Other thing is make up. I give it to my mum, but a day or two before the big day, I want to have 'rehearsal' for the make up. As I really want it super simple and I want her to give what I want. I am picky for that kind of thing. And oh! One more thing is the songs. I collect the songs that I want to be in the wedding. Not about the songs of dangdut koplo seronok.
I also need to manage the documents as I wrote here that I visited consulate of The NL, also notary, and contact the sworn translator. Not only those stuff, I still have to manage and find a house to live after married. That is not an easy thing. I want to find a home, instead of a house. Believe me, it's all about heart and feeling. Also how click your feeling with that house. Not an easy job. Gladly, I found it. Hope it's not gone because I haven't pay for it yet. God, please keep that house for us.
Another thing is about work here. I was tricked by one of user and it is point me as the wrong one. Well.. I think I wasn't so focused that time then this problem is found. This is the first big mistake I've made for almost 2 years I am working here. It gave me a big pressure here. Got pressure from every one, especially I am not that into this new department. I am happy to work with my own team, but I am not that happy to work with them in same building. Mentally illness alert! Not for me only, but for other colleagues on my team.
That big problem came right on the same day I submit my resignation. Yes, I submit my resignation last week. I submit it to my supervisor.
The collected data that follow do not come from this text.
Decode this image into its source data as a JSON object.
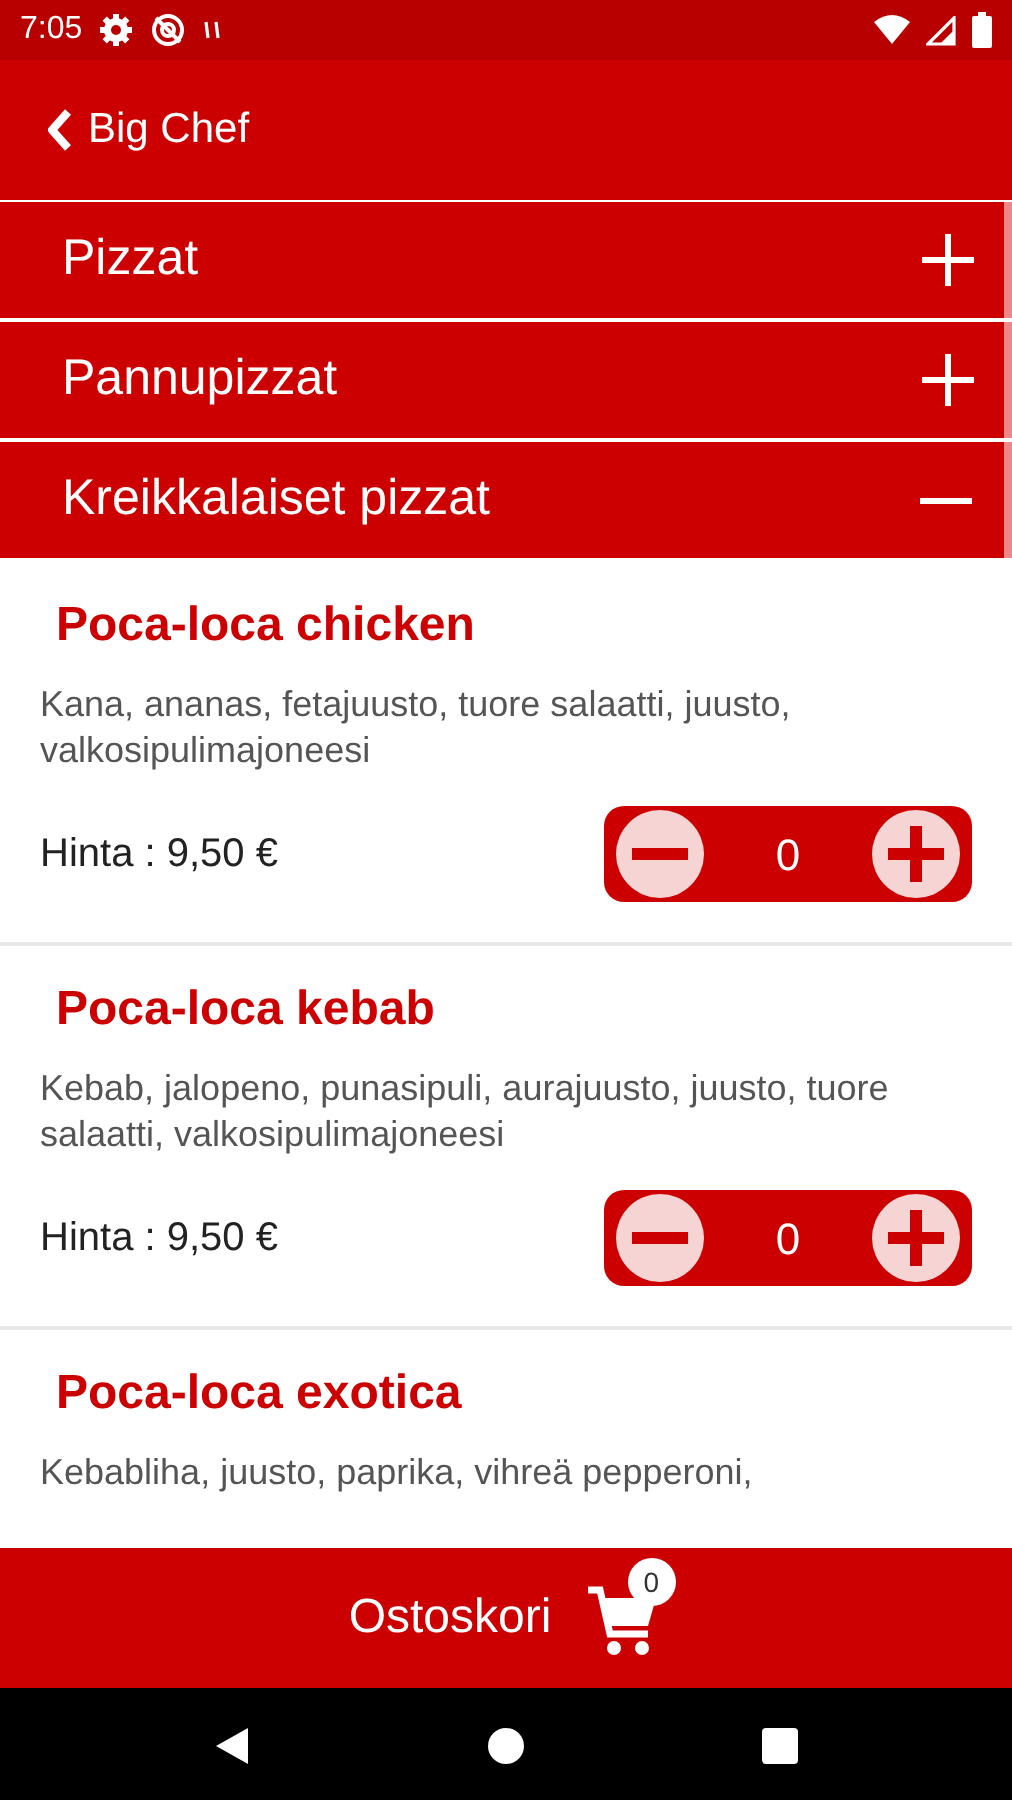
{
  "status_bar": {
    "time": "7:05"
  },
  "header": {
    "title": "Big Chef"
  },
  "categories": [
    {
      "label": "Pizzat",
      "expanded": false
    },
    {
      "label": "Pannupizzat",
      "expanded": false
    },
    {
      "label": "Kreikkalaiset pizzat",
      "expanded": true
    }
  ],
  "products": [
    {
      "name": "Poca-loca chicken",
      "description": "Kana, ananas, fetajuusto, tuore salaatti, juusto, valkosipulimajoneesi",
      "price": "Hinta : 9,50 €",
      "quantity": "0"
    },
    {
      "name": "Poca-loca kebab",
      "description": "Kebab, jalopeno, punasipuli, aurajuusto, juusto, tuore salaatti, valkosipulimajoneesi",
      "price": "Hinta : 9,50 €",
      "quantity": "0"
    },
    {
      "name": "Poca-loca exotica",
      "description": "Kebabliha, juusto, paprika, vihreä pepperoni,"
    }
  ],
  "cart": {
    "label": "Ostoskori",
    "count": "0"
  }
}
I told her that I want to quit. I said I have to prepare my wedding and need a lot of time taking days off. Well.. actually that is the second reason. The first reason is my own personal reason. It is not that easy to find another person to replace me, it also take time to find it, and take time to teach the new one again. I also considered as a first person in that team and have been in charge for many affiliates than the other people in team, so yes it is a big thing.
Another thing is last friday my mum told me that both grandma are sick. One grandma has dislocation on her back *mami terlalu petakilan, udah tua juga masih aja mindahin kasur buat dijemur*. It gives her so much pain in her back. She can't move her body that easy so we brought her to hospital. 2 days staying in hospital, she has been discharged yesterday. She need to do therapy as well. While the other grandma who is 95 yo also sick. It's like old people illness. But gladly she is getting better now.
But then, my mum is sick from yesterday. I think she got bacteria in stomach. Today she is a bit better. Gladly.
Another bad news coming from another family of mine. I couldn't write it in details but this is enough to make me mad. So mad like 'Hell!! even trash is better than you guys!'. Well.. it is proved by the time and time will heal as well.
I am tired. Writing is therapy for me. Time will heal and yes writing is one of healing therapy for me. And... I still studying Dutch. And his papa help me a lot in it. He always ask me the progress of learning *termasuk nanyain udah sejauh mana belajar renangnya, padahal aku nggak berangkat-berangkat belajar renang*. He is also so helpful although I have to think even deeper about what he has told me. But I am so grateful that he helps me a lot.
Yes, I am not a robot. I have feeling and I can be so tired in meantime. I am just an ordinary one.